I first came across Bodhi Linux five years ago. It looked interesting but after using it forĀ  a while, decided it wasn’t for me. I recently downloaded the latest release, 4.1.0 and decided to take another look at it.

I like that it’s a minimalist distribution, easy on resources, and it fits on a 700MB CD. One of the concepts behind Bodhi is to keep it lean and allow the end user to choose their applications rather than have a lot of pre-installed applications they don’t need. I totally get that and can see how some might be attracted to that level of customization. For the most part, I’m okay with what comes pre-installed with Ubuntu and Mint although I do sometimes install applications that I prefer to the defaults. Perhaps I need to delve into Bodhi a bit deeper and take a good look at what they have to offer.

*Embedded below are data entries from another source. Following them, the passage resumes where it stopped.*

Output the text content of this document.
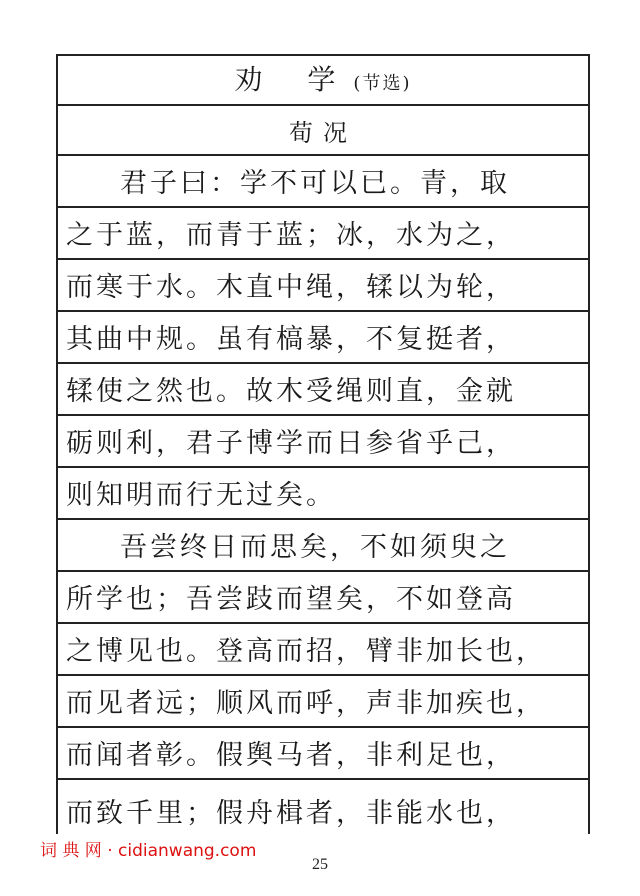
劝 学(节选)
荀况
君子曰：学不可以已。青，取
之于蓝，而青于蓝；冰，水为之，
而寒于水。木直中绳，𫐓以为轮，
其曲中规。虽有槁暴，不复挺者，
𫐓使之然也。故木受绳则直，金就
砺则利，君子博学而日参省乎己，
则知明而行无过矣。
吾尝终日而思矣，不如须臾之
所学也；吾尝跂而望矣，不如登高
之博见也。登高而招，臂非加长也，
而见者远；顺风而呼，声非加疾也，
而闻者彰。假舆马者，非利足也，
而致千里；假舟楫者，非能水也，
词 典 网 · cidianwang.com
25
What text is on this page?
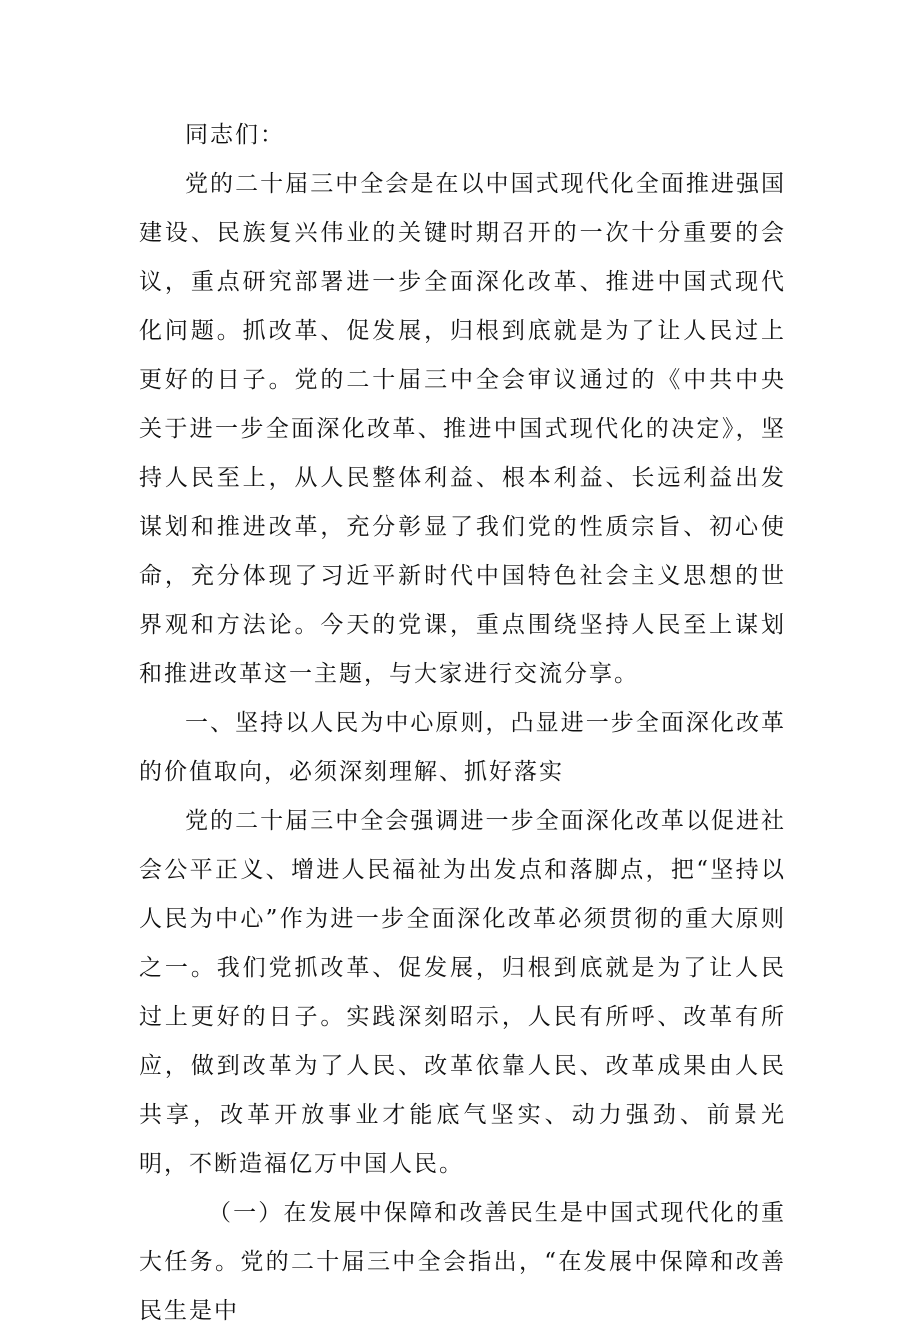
同志们：

党的二十届三中全会是在以中国式现代化全面推进强国建设、民族复兴伟业的关键时期召开的一次十分重要的会议，重点研究部署进一步全面深化改革、推进中国式现代化问题。抓改革、促发展，归根到底就是为了让人民过上更好的日子。党的二十届三中全会审议通过的《中共中央关于进一步全面深化改革、推进中国式现代化的决定》，坚持人民至上，从人民整体利益、根本利益、长远利益出发谋划和推进改革，充分彰显了我们党的性质宗旨、初心使命，充分体现了习近平新时代中国特色社会主义思想的世界观和方法论。今天的党课，重点围绕坚持人民至上谋划和推进改革这一主题，与大家进行交流分享。

一、坚持以人民为中心原则，凸显进一步全面深化改革的价值取向，必须深刻理解、抓好落实

党的二十届三中全会强调进一步全面深化改革以促进社会公平正义、增进人民福祉为出发点和落脚点，把“坚持以人民为中心”作为进一步全面深化改革必须贯彻的重大原则之一。我们党抓改革、促发展，归根到底就是为了让人民过上更好的日子。实践深刻昭示，人民有所呼、改革有所应，做到改革为了人民、改革依靠人民、改革成果由人民共享，改革开放事业才能底气坚实、动力强劲、前景光明，不断造福亿万中国人民。

（一）在发展中保障和改善民生是中国式现代化的重大任务。党的二十届三中全会指出，“在发展中保障和改善民生是中
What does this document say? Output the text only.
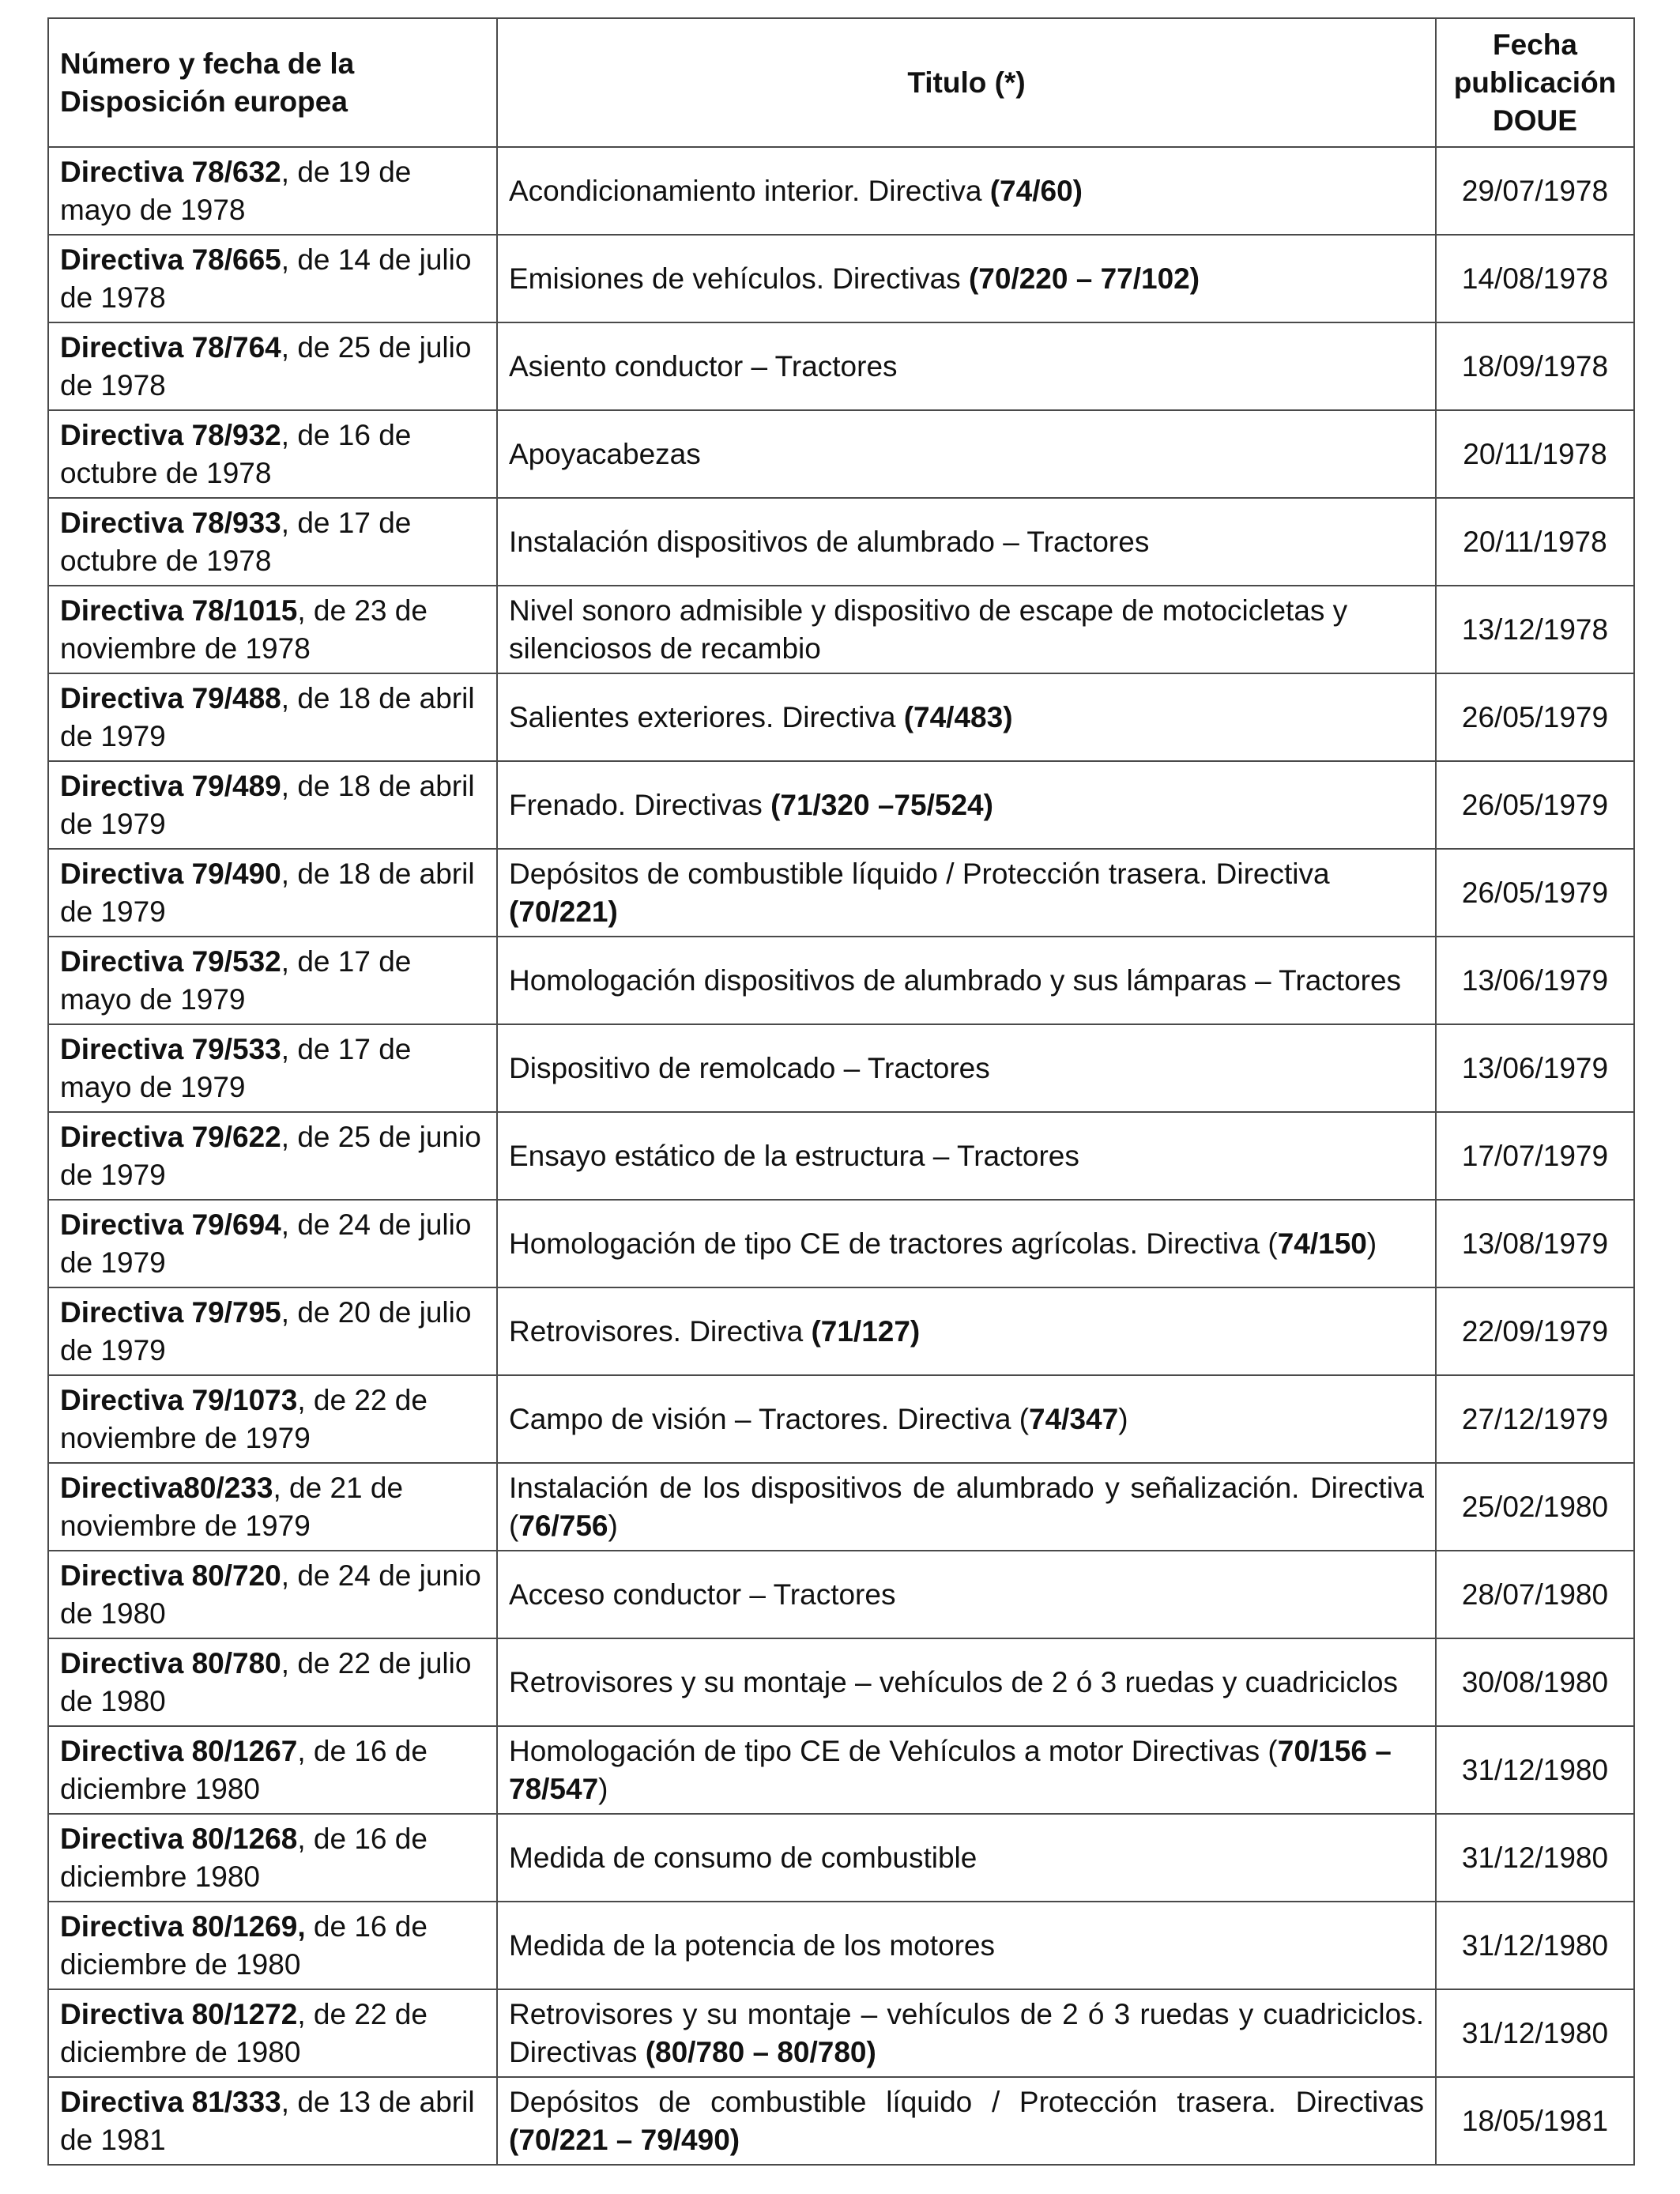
Número y fecha de la Disposición europea	Titulo (*)	Fecha publicación DOUE
Directiva 78/632, de 19 de mayo de 1978	Acondicionamiento interior. Directiva (74/60)	29/07/1978
Directiva 78/665, de 14 de julio de 1978	Emisiones de vehículos. Directivas (70/220 – 77/102)	14/08/1978
Directiva 78/764, de 25 de julio de 1978	Asiento conductor – Tractores	18/09/1978
Directiva 78/932, de 16 de octubre de 1978	Apoyacabezas	20/11/1978
Directiva 78/933, de 17 de octubre de 1978	Instalación dispositivos de alumbrado – Tractores	20/11/1978
Directiva 78/1015, de 23 de noviembre de 1978	Nivel sonoro admisible y dispositivo de escape de motocicletas y silenciosos de recambio	13/12/1978
Directiva 79/488, de 18 de abril de 1979	Salientes exteriores. Directiva (74/483)	26/05/1979
Directiva 79/489, de 18 de abril de 1979	Frenado. Directivas (71/320 –75/524)	26/05/1979
Directiva 79/490, de 18 de abril de 1979	Depósitos de combustible líquido / Protección trasera. Directiva (70/221)	26/05/1979
Directiva 79/532, de 17 de mayo de 1979	Homologación dispositivos de alumbrado y sus lámparas – Tractores	13/06/1979
Directiva 79/533, de 17 de mayo de 1979	Dispositivo de remolcado – Tractores	13/06/1979
Directiva 79/622, de 25 de junio de 1979	Ensayo estático de la estructura – Tractores	17/07/1979
Directiva 79/694, de 24 de julio de 1979	Homologación de tipo CE de tractores agrícolas. Directiva (74/150)	13/08/1979
Directiva 79/795, de 20 de julio de 1979	Retrovisores. Directiva (71/127)	22/09/1979
Directiva 79/1073, de 22 de noviembre de 1979	Campo de visión – Tractores. Directiva (74/347)	27/12/1979
Directiva80/233, de 21 de noviembre de 1979	Instalación de los dispositivos de alumbrado y señalización. Directiva (76/756)	25/02/1980
Directiva 80/720, de 24 de junio de 1980	Acceso conductor – Tractores	28/07/1980
Directiva 80/780, de 22 de julio de 1980	Retrovisores y su montaje – vehículos de 2 ó 3 ruedas y cuadriciclos	30/08/1980
Directiva 80/1267, de 16 de diciembre 1980	Homologación de tipo CE de Vehículos a motor Directivas (70/156 – 78/547)	31/12/1980
Directiva 80/1268, de 16 de diciembre 1980	Medida de consumo de combustible	31/12/1980
Directiva 80/1269, de 16 de diciembre de 1980	Medida de la potencia de los motores	31/12/1980
Directiva 80/1272, de 22 de diciembre de 1980	Retrovisores y su montaje – vehículos de 2 ó 3 ruedas y cuadriciclos. Directivas (80/780 – 80/780)	31/12/1980
Directiva 81/333, de 13 de abril de 1981	Depósitos de combustible líquido / Protección trasera. Directivas (70/221 – 79/490)	18/05/1981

I found the Bodhi menus a bit confusing but that’s because I’ve been using Mint for quite a while and I’ve gotten used to that. It’s a matter of letting go of expectations and accepting change. Bodhi is not a distribution you just install and run with it. You need to figure out what you want to do with and plan accordingly. I’ll probably be looking at Bodhi again.


Bodhi Linux

Last night I installed Bodhi Linux on an old laptop just to play around with it. It was an easy installation and the Enlightenment desktop seems rather nice but other than that I was not particularly impressed. It seems like a decent distribution for someone who isn’t interested in getting under the hood, has a fairly standard computer and doesn’t need to do much more than surf the web, do email and create/view some documents.

Maybe I should install it on another computer and test drive it a bit more. It seems like there’s never enough time to play around with these things.